A system of linear equations is two (or more) linear equations that have to be true at the same time. Geometrically, each linear equation in two variables draws a straight line in the $xy$-plane, and the “system” asks where those lines meet. Two non-parallel lines meet at exactly one point, and the coordinates of that point are the solution.
At school you almost always meet these as $2 \times 2$ systems — two equations, two unknowns — and the two methods you are expected to know are substitution and elimination. They give the same answer; the difference is purely how much arithmetic you have to do.
The standard form
Write each equation as
$$ax + by = c.$$
A system is then a pair like
$$\begin{cases} 2x + 3y = 12 \\ x - y = 1. \end{cases}$$
Get into the habit of writing the equations one above the other with the $x$’s above the $x$’s and the $y$’s above the $y$’s. Most arithmetic mistakes in elimination come from misalignment.
Method 1 — substitution
Pick one equation and isolate one variable in terms of the other. From the second equation above, $x = y + 1$. Substitute that into the first:
$$2(y + 1) + 3y = 12 \implies 2y + 2 + 3y = 12 \implies 5y = 10 \implies y = 2.$$
Then back-substitute: $x = y + 1 = 3$. The solution is $(x, y) = (3, 2)$, and you should always check by plugging the pair back into both original equations.
Substitution is the right tool when one of the four coefficients is already $1$ or $-1$, because then isolating a variable is free. If all four coefficients are large, elimination is faster.
Method 2 — elimination
Multiply each equation by whatever constant turns the coefficient of one variable into matching values, then subtract one equation from the other so that variable cancels. Same example:
$$\begin{cases} 2x + 3y = 12 \\ x - y = 1. \end{cases}$$
Multiply the second equation by $2$ to match the $x$ coefficients: $2x - 2y = 2$. Subtract that from the first:
$$(2x + 3y) - (2x - 2y) = 12 - 2 \implies 5y = 10 \implies y = 2.$$
Same answer. Then plug back into either original equation to find $x$.
The two special cases
Not every system has a unique solution. Two cases occasionally come up.
No solution — parallel lines
If the two equations describe parallel lines (same slope, different intercepts), they never meet, and the system has no solution. Algebraically you spot this when you eliminate a variable and end up with a contradiction like $0 = 7$. Example:
$$\begin{cases} x + y = 2 \\ x + y = 5. \end{cases}$$
Subtract the first from the second: $0 = 3$. Nonsense, so no solution.
Infinitely many solutions — the same line written twice
If the two equations are scalar multiples of each other, they describe the same line, and every point on that line is a solution. Algebraically you spot this when elimination collapses to $0 = 0$:
$$\begin{cases} x + y = 2 \\ 2x + 2y = 4 \end{cases} \implies 0 = 0.$$
The solution is the entire line $x + y = 2$, usually written parametrically: $x = t,\; y = 2 - t$ for any real $t$.

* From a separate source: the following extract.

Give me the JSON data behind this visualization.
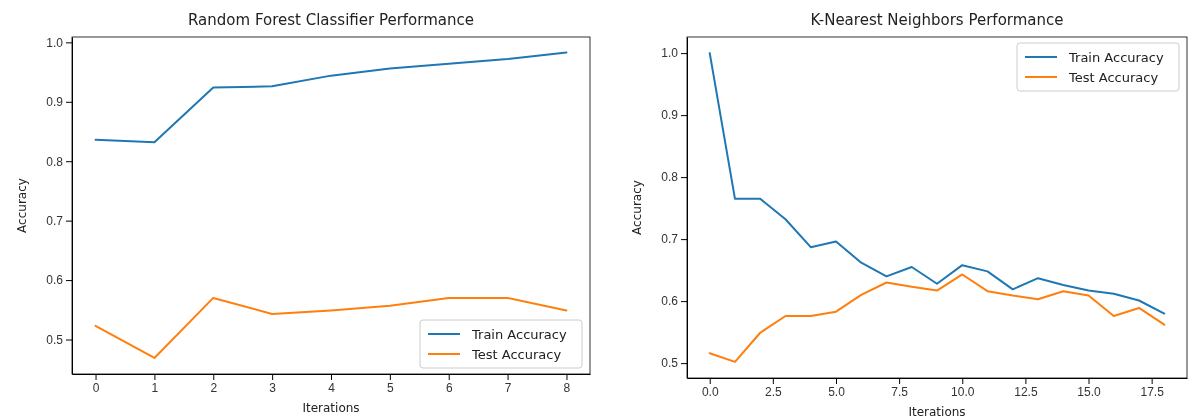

The mistakes I see most often
1. Subtracting only part of the second equation
When you write $(2x + 3y) - (2x - 2y)$, the minus sign distributes over both terms in the second bracket. The result is $5y$, not $1y$. Forgetting to flip the sign on the $-2y$ is the single most common arithmetic mistake. Always rewrite the subtraction as “add the negative of everything in the second equation” before you do the arithmetic.
2. Stopping after one variable
Once you have $y = 2$, you are halfway done, not done. Plug back into one of the originals to get $x$. A surprisingly large number of homework answers say “$y = 2$” and stop.
3. Not checking the answer
Plug $(x, y)$ back into both original equations. It takes ten seconds and catches almost every error you could have made.
What to do with $3 \times 3$ systems
The methods extend, but the bookkeeping gets ugly fast. The standard technique is Gaussian elimination: use elimination to remove $x$ from the second and third equations, then $y$ from the third, until you have an upper-triangular system you can solve from the bottom up. By the time you are doing $4 \times 4$ systems by hand, you should be using matrix methods (the calculator above does $2 \times 2$; matrix calculators are a separate piece we have not built yet).
Where this comes up later
Solving systems of linear equations is the central operation in linear algebra, which is the foundation of essentially all of applied mathematics, from economics to neural networks. The mechanics you learn here on $2 \times 2$ systems are the same mechanics that scale up to the millions of equations a real-world solver tackles.
References
- Stewart, J., Redlin, L., Watson, S. Algebra and Trigonometry, Cengage, ch. 5 (Systems of Equations and Inequalities).
- Wikipedia: System of linear equations, Gaussian elimination.
- Khan Academy: Systems of equations.